Gattu director Rajan Khosa's skill is evident in the manner the screenplay unfolds, without preachiness or stilted dialogues, writes Preeti Arora
Making a children's film which can keep lts entertained is a rare feat. One person who successfully achieved this was Amole Gupte [ Images ] with his path-breaking film Stanley Ka Dabba. As a rule directors of kiddie films are fairly determined to have us in tears, with wet handkerchiefs and to douse us with an inescapable note of pessimism.
Then there are always the standard plot points; orphan child, illiteracy and the all-pervading poverty which can be 'exploited'.
The premise of Gattu is extremely simplistic, so much so it could have turned into one of those tear-jerkers such as Priyadarshan's [ Images ] Bum Bum Bole which was an adaptation of the classic Children of Heaven directed by Majid Majidi . So dare we hold our breaths and anticipate something new?

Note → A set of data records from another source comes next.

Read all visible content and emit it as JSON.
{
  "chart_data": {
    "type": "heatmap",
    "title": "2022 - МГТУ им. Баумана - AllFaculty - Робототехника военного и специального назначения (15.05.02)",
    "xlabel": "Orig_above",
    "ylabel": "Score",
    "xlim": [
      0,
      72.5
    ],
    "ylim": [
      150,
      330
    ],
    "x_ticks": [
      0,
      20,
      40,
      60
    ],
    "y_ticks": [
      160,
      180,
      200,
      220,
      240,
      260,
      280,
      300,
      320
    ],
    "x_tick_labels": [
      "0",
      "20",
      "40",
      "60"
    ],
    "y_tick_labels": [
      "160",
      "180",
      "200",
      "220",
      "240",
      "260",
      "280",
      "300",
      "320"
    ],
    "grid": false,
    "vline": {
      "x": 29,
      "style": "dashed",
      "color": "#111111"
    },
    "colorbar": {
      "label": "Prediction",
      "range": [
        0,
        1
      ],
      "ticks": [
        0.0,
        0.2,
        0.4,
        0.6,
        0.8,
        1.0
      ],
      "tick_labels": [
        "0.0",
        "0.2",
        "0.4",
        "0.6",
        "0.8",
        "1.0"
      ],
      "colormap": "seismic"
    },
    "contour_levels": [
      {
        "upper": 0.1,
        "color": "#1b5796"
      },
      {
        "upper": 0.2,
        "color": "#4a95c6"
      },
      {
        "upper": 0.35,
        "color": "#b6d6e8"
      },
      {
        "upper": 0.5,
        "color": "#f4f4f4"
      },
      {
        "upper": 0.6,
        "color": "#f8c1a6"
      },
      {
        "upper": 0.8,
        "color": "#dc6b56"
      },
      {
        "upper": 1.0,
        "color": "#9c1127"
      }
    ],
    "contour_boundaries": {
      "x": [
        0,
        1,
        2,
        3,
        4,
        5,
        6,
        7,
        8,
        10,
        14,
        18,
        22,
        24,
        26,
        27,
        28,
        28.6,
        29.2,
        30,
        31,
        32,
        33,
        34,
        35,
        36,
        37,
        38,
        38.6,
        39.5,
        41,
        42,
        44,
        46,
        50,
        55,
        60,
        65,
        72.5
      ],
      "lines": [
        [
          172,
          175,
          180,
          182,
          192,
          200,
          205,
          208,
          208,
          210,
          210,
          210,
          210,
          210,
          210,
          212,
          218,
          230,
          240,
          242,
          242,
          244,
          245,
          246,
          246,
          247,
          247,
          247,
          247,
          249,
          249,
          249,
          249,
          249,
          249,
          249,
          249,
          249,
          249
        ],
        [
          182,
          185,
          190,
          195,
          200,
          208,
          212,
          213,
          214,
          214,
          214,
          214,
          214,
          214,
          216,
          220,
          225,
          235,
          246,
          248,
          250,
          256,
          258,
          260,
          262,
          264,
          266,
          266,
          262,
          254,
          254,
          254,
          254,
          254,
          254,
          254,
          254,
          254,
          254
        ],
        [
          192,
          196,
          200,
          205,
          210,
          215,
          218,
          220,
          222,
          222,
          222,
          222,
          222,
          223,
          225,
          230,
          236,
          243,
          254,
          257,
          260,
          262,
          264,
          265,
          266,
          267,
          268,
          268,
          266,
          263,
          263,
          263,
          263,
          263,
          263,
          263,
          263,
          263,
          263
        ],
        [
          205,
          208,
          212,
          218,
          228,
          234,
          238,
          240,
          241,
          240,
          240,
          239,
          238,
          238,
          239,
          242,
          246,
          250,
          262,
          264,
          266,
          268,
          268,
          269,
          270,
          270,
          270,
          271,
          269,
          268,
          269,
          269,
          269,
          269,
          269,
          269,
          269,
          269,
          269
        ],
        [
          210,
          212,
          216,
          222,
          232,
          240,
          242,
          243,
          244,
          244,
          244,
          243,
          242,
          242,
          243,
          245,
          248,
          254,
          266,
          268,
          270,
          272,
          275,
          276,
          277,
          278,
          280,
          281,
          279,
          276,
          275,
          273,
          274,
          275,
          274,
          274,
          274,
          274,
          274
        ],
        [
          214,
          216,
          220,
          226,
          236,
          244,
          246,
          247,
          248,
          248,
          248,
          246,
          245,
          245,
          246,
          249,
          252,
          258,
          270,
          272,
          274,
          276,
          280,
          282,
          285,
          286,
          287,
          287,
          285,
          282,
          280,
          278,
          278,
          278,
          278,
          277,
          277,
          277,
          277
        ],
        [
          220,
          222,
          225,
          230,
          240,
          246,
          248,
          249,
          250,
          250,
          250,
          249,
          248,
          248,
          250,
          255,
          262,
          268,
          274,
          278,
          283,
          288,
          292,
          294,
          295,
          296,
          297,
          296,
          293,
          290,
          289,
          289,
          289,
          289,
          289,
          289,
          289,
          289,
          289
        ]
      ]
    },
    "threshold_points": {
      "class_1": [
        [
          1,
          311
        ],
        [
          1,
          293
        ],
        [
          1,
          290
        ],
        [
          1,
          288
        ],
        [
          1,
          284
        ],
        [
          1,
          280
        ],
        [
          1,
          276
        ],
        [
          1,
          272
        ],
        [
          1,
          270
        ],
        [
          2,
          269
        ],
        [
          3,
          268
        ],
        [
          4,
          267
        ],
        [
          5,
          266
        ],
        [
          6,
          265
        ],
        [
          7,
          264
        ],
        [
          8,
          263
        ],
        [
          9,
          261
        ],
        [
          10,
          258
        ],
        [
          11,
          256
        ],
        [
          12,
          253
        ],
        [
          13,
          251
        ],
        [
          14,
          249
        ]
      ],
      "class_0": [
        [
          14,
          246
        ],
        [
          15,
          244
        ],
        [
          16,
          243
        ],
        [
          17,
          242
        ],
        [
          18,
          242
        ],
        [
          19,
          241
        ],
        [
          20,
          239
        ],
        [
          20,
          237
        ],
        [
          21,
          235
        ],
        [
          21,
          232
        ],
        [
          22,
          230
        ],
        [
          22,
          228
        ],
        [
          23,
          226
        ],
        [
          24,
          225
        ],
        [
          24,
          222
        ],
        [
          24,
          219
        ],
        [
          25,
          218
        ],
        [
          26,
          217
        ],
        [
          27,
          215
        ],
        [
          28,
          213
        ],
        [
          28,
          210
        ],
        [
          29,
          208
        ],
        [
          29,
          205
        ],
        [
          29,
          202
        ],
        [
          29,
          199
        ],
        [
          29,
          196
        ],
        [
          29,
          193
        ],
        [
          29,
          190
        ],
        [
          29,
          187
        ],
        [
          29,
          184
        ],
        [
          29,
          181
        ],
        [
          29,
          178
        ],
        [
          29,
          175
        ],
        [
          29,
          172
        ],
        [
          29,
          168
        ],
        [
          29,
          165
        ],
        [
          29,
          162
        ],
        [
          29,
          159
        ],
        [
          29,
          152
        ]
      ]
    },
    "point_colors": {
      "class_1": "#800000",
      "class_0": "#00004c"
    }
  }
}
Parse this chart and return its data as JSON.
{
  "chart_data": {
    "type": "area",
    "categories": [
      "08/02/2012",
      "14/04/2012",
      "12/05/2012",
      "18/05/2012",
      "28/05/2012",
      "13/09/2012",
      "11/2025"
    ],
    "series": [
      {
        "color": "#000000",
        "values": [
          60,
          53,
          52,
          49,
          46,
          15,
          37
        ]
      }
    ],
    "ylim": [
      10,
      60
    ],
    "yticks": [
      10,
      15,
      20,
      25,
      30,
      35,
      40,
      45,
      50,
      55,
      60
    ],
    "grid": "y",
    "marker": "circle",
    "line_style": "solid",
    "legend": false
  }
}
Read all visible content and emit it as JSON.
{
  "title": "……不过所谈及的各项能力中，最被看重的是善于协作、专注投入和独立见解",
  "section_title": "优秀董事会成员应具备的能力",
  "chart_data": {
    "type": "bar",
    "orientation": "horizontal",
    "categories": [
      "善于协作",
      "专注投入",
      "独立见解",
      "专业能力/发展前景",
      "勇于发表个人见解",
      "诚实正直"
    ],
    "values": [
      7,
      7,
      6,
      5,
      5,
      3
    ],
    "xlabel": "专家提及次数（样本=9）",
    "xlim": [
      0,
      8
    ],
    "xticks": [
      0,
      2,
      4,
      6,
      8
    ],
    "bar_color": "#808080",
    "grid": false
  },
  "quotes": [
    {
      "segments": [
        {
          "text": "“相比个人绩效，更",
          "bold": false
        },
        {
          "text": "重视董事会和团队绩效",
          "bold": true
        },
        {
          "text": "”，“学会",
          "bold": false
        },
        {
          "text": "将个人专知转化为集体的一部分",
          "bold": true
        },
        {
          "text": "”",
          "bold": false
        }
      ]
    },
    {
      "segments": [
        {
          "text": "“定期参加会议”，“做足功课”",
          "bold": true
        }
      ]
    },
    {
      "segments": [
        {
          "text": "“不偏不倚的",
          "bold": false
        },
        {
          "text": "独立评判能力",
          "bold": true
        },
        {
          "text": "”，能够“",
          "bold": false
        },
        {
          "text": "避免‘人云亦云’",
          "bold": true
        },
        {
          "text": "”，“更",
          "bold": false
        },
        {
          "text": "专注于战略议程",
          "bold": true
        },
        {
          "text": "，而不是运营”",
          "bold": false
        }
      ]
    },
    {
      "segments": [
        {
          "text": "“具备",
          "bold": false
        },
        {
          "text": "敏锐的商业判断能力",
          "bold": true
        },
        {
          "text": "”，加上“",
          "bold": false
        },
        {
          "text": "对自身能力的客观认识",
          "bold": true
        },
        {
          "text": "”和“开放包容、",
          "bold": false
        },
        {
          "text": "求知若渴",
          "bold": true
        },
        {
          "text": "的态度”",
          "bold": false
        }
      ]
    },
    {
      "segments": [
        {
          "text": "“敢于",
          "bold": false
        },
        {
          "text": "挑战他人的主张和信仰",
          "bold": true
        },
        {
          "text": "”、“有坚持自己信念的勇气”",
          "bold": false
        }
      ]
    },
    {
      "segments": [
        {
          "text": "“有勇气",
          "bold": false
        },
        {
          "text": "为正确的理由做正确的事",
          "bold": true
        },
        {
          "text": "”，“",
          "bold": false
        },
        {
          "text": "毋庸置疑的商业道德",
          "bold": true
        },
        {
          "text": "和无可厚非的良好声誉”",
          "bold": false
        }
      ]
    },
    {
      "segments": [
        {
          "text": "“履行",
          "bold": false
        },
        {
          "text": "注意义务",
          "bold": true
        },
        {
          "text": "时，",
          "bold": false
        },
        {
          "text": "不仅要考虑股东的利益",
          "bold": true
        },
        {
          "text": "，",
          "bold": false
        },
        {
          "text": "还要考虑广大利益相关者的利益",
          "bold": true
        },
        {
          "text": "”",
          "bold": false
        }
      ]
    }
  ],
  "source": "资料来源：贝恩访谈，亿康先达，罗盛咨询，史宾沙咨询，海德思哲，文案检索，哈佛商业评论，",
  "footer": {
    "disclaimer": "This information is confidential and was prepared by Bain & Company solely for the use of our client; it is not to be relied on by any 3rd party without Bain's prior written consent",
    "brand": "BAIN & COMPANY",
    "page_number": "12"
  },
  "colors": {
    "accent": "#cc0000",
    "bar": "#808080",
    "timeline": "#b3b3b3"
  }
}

Yes, the script flows effortlessly and ends at a point where you exit the auditorium with a smile on your face.
Setting the story in a small town with the classic plot points, Rajan Khosa narrates his tale skillfully, keeping us involved and alert. Sparing us mush and melodrama he cleverly pulls us into Gattu's world, where we pray for him, we applaud him, we adore him but we don't feel sorry for him. Gattu is lovable, smart and on the ball. Sympathy is reserved for the wimps.
A ten-year old urchin Gattu l (Mohammed Samad) lives with his uncle and scrapes a living doing odd jobs. There isn't much in his life to look forward to but Gattu has been blessed with an abundance of spunk and determination. A black kite floating high in the sky is the major irritant in Gattu's life. All other kite-fliers even the serious and determined ones have pursued the black kite affectionately nicknamed 'Kali [ Images ]' and realistically given up the chase. Kali remains indestructible.
Kali's presence is a major irritant in Gattu's life and he dreams of the day his kite will overtake her. Using tremendous cunning, he steals a little, lies a lot more and plans with the sincerity of a commander waging a major war. He ends up in a real school as a fake student and for the first time in his life discovers the joy of learning. But his real mission remains steadfast, the conquest of Kali.
A natural actor, Gattu sticks his lip out, flares his nostrils and rebukes his uncle for taking advantage of him. A difficult scene for even a mature actor but Gattu pulls it off with such aplomb we smile at his indignation instead of pitying him for his miserable circumstances.
Khosa's skill as a director is evident in the manner the screenplay unfolds, without preachiness or stilted dialogues, just a few small town folk scraping an existence without giving much thought to the helpless kids who are an integral but irrelevant part of the landscape. The stray dogs, the garbage, the buzzing flies are the reality of Gattu's life, not props engineered by a scheming director who wishes to endear himself to a western audience.
The film runs for 82 minutes and the pace doesn't flag even for a single minute. The other children in the film have small insubstantial roles; Gattu carries the film on his slender shoulders alone.
Gattu is a must watch for all but most especially cynics who believe 'there is no hope for any of us'. It took Gattu just a little less than two hours to prove it.